I’ve never placed a litter box outside for our feral cats to use. In the early years, they wouldn’t hang around long enough to use one. After a couple of months of being with us, they learned to go to the pine straw areas located under my neighbor’s Leland cypress trees to do their business. This worked out great for me. No cleaning necessary!

Two years ago our neighbors moved and leased their house. The new neighbors are nice people, mostly quiet, and they tolerate the cats walking through their yard to get to the open fields in the back. However, they really don’t spend much time outside. They’re definitely not into planting flowers in the large planters outside that the original neighbors left behind. They apparently got tired of seeing the big empty pots along their driveway and placed them on the side of the house to get them out of the way. This side of the house is along the path the cats walk in order to get to the back fields. In the cats’ mind, the big empty planting pots are placed just right for their new use — as makeshift litter boxes.

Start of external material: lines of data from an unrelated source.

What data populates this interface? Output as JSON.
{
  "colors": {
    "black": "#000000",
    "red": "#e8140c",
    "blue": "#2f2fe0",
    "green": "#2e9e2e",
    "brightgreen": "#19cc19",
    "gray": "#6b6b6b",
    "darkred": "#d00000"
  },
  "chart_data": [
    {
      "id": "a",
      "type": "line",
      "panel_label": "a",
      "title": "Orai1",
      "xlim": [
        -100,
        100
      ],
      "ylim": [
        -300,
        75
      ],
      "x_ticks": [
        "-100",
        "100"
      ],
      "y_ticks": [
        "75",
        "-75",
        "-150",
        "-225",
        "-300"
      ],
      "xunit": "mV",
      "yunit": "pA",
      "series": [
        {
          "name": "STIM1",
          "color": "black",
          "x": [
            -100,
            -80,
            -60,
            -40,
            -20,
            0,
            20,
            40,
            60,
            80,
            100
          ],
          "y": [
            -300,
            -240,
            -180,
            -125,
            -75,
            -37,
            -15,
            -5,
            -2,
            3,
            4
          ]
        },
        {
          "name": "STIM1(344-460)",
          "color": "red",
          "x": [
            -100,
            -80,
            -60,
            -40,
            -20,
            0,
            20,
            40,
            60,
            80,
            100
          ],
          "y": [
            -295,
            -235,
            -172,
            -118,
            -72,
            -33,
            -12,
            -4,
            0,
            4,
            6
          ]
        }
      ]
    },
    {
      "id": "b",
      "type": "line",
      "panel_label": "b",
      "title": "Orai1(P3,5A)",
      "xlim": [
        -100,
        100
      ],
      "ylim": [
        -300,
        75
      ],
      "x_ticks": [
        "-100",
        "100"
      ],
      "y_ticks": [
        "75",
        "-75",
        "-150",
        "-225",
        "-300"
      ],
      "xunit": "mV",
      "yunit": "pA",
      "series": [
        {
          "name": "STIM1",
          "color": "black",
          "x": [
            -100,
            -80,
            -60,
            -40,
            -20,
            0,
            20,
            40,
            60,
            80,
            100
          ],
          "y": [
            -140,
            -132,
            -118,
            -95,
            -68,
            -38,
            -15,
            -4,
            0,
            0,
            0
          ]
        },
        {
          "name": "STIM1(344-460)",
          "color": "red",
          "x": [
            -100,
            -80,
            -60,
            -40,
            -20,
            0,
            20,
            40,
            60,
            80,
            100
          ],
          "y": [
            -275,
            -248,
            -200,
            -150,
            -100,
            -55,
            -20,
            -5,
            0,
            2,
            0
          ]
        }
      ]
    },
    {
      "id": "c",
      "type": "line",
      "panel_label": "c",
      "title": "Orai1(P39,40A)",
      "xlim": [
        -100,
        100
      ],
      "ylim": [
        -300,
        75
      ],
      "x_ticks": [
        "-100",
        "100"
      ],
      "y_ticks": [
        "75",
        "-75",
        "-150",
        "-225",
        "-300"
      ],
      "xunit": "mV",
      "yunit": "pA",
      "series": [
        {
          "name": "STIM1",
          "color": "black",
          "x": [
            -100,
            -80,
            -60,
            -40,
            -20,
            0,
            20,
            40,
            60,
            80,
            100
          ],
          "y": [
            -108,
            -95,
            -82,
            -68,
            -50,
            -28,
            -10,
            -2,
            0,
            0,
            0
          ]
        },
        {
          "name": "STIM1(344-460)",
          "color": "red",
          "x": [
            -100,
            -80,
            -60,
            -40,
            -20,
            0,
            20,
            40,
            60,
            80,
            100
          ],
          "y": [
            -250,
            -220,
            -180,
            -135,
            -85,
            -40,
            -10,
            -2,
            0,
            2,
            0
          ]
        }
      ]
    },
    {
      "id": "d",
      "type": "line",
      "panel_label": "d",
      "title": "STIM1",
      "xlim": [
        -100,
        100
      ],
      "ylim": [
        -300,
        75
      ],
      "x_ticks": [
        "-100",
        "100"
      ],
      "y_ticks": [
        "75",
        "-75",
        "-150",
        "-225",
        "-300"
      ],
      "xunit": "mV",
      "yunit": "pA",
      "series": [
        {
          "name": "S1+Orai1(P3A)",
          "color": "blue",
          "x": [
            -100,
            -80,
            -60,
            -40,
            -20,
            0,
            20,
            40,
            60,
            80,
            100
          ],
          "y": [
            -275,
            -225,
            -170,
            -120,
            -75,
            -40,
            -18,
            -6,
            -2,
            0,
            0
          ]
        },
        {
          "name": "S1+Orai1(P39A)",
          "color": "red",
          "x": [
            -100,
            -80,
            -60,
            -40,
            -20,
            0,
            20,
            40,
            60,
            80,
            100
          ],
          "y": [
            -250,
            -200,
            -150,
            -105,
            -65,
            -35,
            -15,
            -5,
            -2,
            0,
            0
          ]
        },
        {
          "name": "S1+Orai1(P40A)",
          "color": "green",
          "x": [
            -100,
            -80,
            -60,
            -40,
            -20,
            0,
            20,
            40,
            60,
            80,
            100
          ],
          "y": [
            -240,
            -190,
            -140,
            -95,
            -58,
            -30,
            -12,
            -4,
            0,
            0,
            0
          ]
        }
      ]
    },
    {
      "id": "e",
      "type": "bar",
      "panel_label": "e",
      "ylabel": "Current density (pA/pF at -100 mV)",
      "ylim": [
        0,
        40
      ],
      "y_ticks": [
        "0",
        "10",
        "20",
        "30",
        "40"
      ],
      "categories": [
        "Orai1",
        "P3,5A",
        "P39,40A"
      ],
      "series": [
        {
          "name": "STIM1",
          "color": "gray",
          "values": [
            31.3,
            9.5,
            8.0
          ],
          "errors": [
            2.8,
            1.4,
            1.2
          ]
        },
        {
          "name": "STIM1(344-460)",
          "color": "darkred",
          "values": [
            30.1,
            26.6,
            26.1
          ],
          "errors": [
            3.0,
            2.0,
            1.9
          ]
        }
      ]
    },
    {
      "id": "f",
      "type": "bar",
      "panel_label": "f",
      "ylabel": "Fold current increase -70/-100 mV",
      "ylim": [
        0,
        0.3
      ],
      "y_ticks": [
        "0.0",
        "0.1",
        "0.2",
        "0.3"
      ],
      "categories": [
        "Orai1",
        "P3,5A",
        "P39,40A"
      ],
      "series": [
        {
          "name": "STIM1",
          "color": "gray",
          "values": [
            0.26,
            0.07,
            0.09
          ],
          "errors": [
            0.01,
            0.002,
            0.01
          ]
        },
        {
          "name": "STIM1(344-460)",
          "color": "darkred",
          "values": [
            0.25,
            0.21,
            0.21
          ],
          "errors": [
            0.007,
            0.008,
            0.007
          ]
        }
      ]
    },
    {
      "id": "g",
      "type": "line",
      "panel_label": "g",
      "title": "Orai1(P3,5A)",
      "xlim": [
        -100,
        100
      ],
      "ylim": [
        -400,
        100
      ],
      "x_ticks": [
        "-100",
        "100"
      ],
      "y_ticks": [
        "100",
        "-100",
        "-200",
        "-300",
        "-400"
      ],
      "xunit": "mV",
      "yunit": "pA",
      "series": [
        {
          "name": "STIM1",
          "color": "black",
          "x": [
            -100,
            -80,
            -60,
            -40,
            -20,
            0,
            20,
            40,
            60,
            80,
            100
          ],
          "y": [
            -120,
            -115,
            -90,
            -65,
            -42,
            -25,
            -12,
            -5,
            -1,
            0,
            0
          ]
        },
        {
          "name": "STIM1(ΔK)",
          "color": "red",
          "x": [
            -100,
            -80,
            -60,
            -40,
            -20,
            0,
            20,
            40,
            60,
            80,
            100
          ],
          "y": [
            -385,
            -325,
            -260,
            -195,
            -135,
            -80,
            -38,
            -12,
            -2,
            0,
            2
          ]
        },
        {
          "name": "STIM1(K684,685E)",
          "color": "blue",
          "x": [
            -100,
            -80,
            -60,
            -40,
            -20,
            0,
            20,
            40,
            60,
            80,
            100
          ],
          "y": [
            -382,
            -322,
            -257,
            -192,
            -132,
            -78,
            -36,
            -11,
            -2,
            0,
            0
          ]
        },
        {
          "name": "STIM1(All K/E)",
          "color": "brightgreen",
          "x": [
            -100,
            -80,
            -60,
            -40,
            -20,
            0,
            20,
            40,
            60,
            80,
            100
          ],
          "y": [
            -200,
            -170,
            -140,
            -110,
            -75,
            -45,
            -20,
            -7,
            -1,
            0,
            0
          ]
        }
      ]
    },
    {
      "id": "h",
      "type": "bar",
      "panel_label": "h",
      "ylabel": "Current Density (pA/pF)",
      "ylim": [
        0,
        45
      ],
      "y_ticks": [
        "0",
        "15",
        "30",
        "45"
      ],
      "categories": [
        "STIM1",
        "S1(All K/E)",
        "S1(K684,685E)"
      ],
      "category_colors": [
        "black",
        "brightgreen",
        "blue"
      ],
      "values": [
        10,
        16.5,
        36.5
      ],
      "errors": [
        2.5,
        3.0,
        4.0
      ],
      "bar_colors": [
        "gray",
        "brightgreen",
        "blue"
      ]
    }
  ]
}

The cats usually follow the same routine daily:

  1. They visit our house and sit or lie in the driveway until I acknowledge them and promptly provide them with food and water.
  2. After the feast, they cross the corral fence, walk under the neighbor’s trees, locate their favorite planter, hop in to release some pressure, and then jump out for some self-grooming.
  3. They’re off to the fields for a day of hunting and lounging.

This process works for me, and it is quite the spectacle to see on a daily basis.

Unlike our neighbors, my wife, Kim, loves to fill our outdoor planters. They are located on the back screened porch, back lower porch, and on our wrap-around front porch. Some contain perennial plants, which are hardy and usually able to stay outside on the porch year round. The more tropical plants are moved inside the garage for the winter. Most of them survive, even though the garage door is always left partially open for the cats to gain access to their warm beds. The cats don’t pay much attention to these larger tropical plants. The plants do, however, provide a great hiding place for our opossum friends who sometimes venture in for a quick meal with the cats.

There are a few plant pots on the front porch that host annual plants. These stay vibrant and bloom throughout the warm spring and hot summer months. However, when autumn arrives, they are long gone, never to be seen again. This is when the cats usually take advantage of the partially empty pots, full of now dead plants. I usually don’t protest too much, because the plants are already dead. I simply wait until spring to take the dirt, dead plants, and kitty droppings to the woods out back to decompose. We then clean the planters and replace the dirt, and we’re ready to start the growing season all over again.

At least the plants in the pots are pretty and add color around our home when they’re blooming. They also provide a nice "pit stop" for our kitty friends when the plants have died off. I guess it’s good for everyone … as long as the cats don’t try to jump in the pots when the plants are in full bloom!